The Ministry of National Defense yesterday downplayed an alleged attempt by an insider to blackmail the armaments chief, saying that the case was under investigation.
“The case is not about blackmail — as reported by a local newspaper — but rather about a grassroots staffer wanting to push for an improvement in internal weapons management,” ministry spokesman Yu Sy-tue (虞思祖) said in response to a story in the Chinese-language China Times, which said the scandal-ridden Armaments Bureau had been humiliated again because its boss had received a death threat.
The paper said Lieutenant General Chen Li-chia (陳立嘉) received a letter along with a bullet earlier this month and the sender said he had two cases of bullets that he could use to embarrass Chen at any time.
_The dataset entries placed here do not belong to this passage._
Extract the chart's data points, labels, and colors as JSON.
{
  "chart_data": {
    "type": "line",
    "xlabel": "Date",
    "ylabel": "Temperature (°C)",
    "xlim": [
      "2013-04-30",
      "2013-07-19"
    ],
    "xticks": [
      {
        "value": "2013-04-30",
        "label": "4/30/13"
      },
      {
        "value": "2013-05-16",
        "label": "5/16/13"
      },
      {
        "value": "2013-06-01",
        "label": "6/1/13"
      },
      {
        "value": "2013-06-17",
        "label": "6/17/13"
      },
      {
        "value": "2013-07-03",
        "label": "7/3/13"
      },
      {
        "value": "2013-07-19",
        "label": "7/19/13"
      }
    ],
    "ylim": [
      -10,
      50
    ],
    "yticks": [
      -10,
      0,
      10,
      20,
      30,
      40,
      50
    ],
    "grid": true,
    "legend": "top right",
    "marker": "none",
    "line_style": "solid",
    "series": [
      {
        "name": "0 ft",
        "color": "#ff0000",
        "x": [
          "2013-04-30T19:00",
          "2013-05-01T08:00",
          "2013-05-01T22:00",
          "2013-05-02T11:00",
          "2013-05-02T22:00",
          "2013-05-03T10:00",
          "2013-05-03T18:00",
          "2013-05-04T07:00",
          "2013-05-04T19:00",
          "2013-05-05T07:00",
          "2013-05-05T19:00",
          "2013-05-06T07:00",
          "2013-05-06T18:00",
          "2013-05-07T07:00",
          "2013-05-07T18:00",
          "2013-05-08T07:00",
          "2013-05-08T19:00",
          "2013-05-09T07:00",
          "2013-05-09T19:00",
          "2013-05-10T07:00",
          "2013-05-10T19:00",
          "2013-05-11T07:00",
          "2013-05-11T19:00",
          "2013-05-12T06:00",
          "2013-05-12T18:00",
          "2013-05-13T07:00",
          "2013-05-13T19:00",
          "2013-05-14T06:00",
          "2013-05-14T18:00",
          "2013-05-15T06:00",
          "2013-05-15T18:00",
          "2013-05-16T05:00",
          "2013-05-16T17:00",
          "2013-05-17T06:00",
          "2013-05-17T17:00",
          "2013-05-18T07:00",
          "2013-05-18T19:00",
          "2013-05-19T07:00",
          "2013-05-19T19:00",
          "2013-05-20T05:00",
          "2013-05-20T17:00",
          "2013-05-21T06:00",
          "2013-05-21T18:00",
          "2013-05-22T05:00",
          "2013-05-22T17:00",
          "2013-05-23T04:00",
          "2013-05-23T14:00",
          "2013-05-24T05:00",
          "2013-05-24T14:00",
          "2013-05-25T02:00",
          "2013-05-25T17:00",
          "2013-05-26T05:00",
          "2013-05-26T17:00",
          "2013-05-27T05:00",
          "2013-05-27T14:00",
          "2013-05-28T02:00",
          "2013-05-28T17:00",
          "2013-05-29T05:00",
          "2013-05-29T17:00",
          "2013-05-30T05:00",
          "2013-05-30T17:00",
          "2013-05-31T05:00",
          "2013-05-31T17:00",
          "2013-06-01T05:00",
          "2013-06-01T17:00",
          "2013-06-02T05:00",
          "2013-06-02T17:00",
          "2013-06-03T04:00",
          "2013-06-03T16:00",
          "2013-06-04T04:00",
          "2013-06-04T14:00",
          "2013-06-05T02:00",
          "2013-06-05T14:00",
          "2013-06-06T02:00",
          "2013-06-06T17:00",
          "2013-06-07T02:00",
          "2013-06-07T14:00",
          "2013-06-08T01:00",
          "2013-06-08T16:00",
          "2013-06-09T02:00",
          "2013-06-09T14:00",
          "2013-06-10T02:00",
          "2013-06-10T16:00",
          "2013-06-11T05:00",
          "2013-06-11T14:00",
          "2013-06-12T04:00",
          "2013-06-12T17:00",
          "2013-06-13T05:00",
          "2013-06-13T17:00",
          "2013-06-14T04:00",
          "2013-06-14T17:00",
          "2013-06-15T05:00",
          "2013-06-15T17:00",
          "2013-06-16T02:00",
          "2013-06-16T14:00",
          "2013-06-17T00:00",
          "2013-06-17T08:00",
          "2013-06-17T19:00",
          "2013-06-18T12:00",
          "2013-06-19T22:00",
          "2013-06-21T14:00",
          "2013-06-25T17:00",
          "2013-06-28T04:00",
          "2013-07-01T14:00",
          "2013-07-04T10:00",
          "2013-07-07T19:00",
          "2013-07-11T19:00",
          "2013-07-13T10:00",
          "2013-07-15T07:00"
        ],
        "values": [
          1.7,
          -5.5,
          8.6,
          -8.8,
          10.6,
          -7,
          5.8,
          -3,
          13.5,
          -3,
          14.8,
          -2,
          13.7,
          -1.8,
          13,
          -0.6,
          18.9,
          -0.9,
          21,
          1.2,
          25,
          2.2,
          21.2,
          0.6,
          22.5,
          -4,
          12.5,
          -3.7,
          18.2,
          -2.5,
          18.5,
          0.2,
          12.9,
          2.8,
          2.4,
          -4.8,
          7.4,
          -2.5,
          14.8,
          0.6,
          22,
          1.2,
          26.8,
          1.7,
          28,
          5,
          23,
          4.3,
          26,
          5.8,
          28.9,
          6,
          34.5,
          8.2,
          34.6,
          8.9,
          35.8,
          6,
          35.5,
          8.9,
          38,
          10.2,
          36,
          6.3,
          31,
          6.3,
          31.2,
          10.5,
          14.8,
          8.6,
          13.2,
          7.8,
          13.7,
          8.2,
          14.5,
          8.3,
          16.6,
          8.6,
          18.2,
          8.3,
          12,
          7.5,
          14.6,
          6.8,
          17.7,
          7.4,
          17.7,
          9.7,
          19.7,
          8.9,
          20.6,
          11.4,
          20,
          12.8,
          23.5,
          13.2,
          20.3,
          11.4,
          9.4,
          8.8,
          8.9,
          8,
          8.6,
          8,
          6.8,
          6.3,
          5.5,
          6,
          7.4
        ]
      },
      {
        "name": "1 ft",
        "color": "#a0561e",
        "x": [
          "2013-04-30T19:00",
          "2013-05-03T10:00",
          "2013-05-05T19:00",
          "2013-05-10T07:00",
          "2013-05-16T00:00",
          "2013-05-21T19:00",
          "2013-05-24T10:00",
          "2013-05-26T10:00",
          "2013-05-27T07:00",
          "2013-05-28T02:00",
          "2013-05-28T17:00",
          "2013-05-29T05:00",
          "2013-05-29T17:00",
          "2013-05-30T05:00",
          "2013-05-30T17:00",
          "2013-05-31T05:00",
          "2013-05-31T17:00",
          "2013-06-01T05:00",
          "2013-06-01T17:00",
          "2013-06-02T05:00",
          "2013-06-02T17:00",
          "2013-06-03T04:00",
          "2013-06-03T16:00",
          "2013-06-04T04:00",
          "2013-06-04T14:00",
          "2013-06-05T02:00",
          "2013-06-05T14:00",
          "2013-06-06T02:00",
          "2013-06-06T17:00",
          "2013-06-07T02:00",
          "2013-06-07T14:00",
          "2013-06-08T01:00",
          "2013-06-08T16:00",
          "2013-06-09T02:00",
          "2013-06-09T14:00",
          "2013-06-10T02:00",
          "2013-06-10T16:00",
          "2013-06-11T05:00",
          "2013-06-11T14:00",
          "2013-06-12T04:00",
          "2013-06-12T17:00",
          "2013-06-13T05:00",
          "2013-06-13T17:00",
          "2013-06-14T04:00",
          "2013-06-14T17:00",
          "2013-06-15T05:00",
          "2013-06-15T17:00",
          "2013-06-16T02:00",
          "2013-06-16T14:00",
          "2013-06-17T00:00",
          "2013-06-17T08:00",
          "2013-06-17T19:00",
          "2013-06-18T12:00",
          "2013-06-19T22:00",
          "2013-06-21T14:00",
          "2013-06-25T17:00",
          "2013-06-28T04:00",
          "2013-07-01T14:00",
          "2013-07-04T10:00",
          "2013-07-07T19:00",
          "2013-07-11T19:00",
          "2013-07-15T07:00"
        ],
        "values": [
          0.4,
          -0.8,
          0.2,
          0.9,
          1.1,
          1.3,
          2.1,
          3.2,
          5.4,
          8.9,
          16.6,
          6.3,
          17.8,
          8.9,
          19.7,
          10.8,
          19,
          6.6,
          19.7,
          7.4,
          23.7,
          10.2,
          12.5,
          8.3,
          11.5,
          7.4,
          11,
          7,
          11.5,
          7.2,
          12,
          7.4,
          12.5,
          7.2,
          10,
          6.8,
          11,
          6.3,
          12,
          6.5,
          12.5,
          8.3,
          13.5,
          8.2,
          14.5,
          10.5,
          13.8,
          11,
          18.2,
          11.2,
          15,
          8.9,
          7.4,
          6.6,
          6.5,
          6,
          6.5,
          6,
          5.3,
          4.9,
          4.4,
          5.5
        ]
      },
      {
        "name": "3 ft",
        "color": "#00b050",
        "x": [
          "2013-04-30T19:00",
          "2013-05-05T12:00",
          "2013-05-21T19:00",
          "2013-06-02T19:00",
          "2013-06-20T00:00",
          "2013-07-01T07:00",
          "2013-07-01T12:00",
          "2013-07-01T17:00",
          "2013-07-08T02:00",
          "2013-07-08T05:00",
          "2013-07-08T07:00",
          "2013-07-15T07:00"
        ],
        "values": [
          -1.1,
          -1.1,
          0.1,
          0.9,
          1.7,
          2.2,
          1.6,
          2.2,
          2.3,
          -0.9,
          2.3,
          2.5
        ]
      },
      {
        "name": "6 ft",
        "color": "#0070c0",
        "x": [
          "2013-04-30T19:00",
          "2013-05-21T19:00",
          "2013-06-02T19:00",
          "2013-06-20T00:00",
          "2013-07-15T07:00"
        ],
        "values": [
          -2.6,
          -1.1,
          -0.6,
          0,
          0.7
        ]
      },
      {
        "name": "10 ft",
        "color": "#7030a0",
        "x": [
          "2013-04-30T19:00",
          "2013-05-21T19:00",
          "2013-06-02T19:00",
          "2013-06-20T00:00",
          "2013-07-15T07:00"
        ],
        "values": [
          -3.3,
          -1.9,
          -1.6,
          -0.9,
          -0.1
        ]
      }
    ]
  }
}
It was the first time that a senior military officer had received a bullet threat, the paper said, speculating that the letter writer might be a bureau staffer angered over staffing arrangements in the bureau’s manufacturing division.
Yu said the newspaper had exaggerated the situation.
“The case was not about blackmail, but rather about a petition,” he said, adding that the sender was a disgruntled staff member at a military supply factory.
He denied that two cases of bullets had been removed from a factory in southern Taiwan.
“The suspect wrote in the letter that the bullet was meant to threaten or intimidate the bureau chief, but to remind him that there was room for improvement in the bureau’s control and administration of its arsenal,” Yu said.
The ministry, however, did not take the bullet lightly or treat the letter as a rational petition, Yu said, adding that Minister of National Defense Chen Chao-min (陳肇敏) had ordered a special task force to investigate the case.
The case was referred to the Kaohsiung branch of the Military Prosecutors Office on July 8 for a thorough investigation, Yu said.